After Bonnaroo, we were tired, footsore, and hungry. Chugging around in Chattanooga, Tennessee, late afternoon, right after we checked out Ruby Falls, we just wanted something relatively healthy to eat. I was sick of our makeshift peanut butter on dry rolls and banana chips, supplemented with my one or two Bonnaroo food stand foods I allowed myself each day. I just wanted something fresh, tasty, organic, if possible, and unaffiliated with any cult. Is that too much to ask?
“Go by the university, where the yuppies and foodies are,” offered my companion. Signs pointed uphill. I made a right and a left and another few rights and then an attractive building flashed by and a sign, The Yellow Deli. It seemed like the kind of place you’d find near a university, with branded organic foods and teas on the shelves, track lighting, varnished wooden tables, a hand-drawn menu covered in soy products.

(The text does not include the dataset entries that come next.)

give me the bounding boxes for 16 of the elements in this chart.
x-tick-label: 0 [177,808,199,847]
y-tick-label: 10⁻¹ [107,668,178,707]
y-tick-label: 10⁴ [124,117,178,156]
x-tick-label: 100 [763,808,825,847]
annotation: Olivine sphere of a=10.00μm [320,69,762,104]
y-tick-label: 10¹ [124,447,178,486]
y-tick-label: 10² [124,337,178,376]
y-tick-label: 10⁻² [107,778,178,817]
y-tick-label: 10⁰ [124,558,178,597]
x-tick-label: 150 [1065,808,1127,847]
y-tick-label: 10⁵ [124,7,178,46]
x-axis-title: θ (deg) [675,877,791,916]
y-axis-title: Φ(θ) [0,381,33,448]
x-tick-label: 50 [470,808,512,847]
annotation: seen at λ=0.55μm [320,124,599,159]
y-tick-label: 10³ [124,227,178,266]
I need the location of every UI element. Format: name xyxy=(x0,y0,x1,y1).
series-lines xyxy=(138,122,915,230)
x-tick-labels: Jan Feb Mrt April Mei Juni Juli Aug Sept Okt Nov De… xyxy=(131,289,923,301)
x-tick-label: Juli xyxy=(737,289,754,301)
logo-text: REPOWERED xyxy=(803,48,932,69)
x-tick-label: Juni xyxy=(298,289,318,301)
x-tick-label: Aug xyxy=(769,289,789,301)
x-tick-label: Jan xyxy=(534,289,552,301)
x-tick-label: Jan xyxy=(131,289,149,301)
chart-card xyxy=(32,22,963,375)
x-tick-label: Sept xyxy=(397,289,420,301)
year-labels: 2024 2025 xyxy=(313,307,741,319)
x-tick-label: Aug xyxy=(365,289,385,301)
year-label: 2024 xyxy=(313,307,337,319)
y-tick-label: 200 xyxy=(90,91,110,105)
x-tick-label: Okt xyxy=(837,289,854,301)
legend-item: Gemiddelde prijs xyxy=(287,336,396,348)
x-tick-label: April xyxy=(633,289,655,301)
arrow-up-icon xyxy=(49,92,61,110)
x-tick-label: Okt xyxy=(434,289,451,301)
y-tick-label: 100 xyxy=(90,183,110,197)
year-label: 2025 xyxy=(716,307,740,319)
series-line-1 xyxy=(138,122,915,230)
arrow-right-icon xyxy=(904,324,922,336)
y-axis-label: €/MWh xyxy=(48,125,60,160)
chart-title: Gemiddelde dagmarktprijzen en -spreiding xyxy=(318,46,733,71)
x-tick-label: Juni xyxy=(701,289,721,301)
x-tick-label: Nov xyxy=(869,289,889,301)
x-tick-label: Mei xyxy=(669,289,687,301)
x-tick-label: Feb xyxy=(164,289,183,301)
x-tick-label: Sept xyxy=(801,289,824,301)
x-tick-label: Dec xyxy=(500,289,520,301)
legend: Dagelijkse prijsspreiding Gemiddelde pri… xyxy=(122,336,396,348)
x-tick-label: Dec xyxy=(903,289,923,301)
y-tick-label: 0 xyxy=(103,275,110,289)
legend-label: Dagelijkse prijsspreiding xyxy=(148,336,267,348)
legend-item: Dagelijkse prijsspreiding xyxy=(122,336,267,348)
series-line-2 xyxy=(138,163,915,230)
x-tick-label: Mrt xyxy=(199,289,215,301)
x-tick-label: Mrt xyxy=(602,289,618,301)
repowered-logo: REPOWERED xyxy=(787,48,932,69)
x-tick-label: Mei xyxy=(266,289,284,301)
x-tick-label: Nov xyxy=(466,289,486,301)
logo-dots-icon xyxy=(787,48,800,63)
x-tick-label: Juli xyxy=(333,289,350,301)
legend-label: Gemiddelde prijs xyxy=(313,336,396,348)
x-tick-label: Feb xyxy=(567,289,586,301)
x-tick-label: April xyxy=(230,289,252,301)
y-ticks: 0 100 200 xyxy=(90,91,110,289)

We walked upstairs to the mezzanine and were seated at a table near a tastefully lit lounge section with couches, lamps and a fireplace. I joked with Elizabeth about some spelling mistakes on the menu, trying to impress her with my overly pedantic sense of humor, but the waitress overheard me say “‘jalapeño’ is j-a-l-a, not j-a-l-e”.
“Oh, sorry” she laughed nervously. “There might be some typos in there.” I felt guilty about returning their politeness with criticism. Elizabeth said good-naturedly “You can ignore him, he’s an editor.” Everyone laughed politely. I felt like some pretentious New York asshole, sensitive to things like grammar but I couldn’t help but mutter “you can’t make ‘typos’ in something handwritten” to Elizabeth, who rolled her eyes. I turned my eyes to the pamphlet they pushed on me as I walked in the door, unnoticed till now. It was some editorial missive on the hippie, organic lifestyle, a similar agenda as many food coops and organic cafes.
We had chili and a salad, and while we ate we studied the elaborate wall mural. There was a kind of Christ figure or an Elijah, some prophet, leading a group of people. Written over the mural was the story and philosophical declaration of the flower children of the ’60s, and about their disillusionment with our vain earthly pursuit of peace. There was some more stuff about Timothy Leary, which is to be expected, but there was a distinctly Christian-ish bent. We began to feel slightly disquieted; usually the organic movement and the flower children are maligned by the religious as fanciful hippies, dedicated liberals who embrace lives of promiscuity. This oil/water mixture shouldn’t be allowed, I thought. And what’s this? Scripture on the check…I started reading the pamphlet they gave us upon walking in, skipping past the friendly, familiar hippy declarations at the beginning and getting to the part about some version of Christ and some leader we all should follow. Still, it was decent food and it’s tough to feel alarmed by those who feed you. To me, people take on a definite maternal quality as soon as they hand me a plate, which is as a proffered breast to my trusting, infantile eyes. And they were all so nice.
Each step on the varnished staircase was inscribed with the name of a tribe of Israel, written in transliterated Hebrew or Aramaic or something. “Maybe this is some kind of Jewish place,” I conjectured aloud to Elizabeth. A woman at the counter smiled.
Back in the car we did our research. It turns out The Yellow Deli People, or The Twelve Tribes, is a fundamentalist religious group with arcane practices and rigid, draconian rules—and a great deli. They also proselytize and compel each of their converts to give up their possessions to the community, including their children, who are raised communally and according to their strict religious practices. In other words, a cult!
“Oh my god we ate at a cult!” screamed Elizabeth, and we made the usual jokes about suicide kool-aid and sexual initiation rites, tantalizing to our overactive, alarmist imaginations. She read an article about a former Yellow Deli member who escaped, and we loved the creepiness and the chills down our spines. You might too? For a good time, eat at the Yellow Deli in Chattanooga! The food is good, don’t drink the kool-aid, skip the pamphlets, enjoy the feeling of being stared at.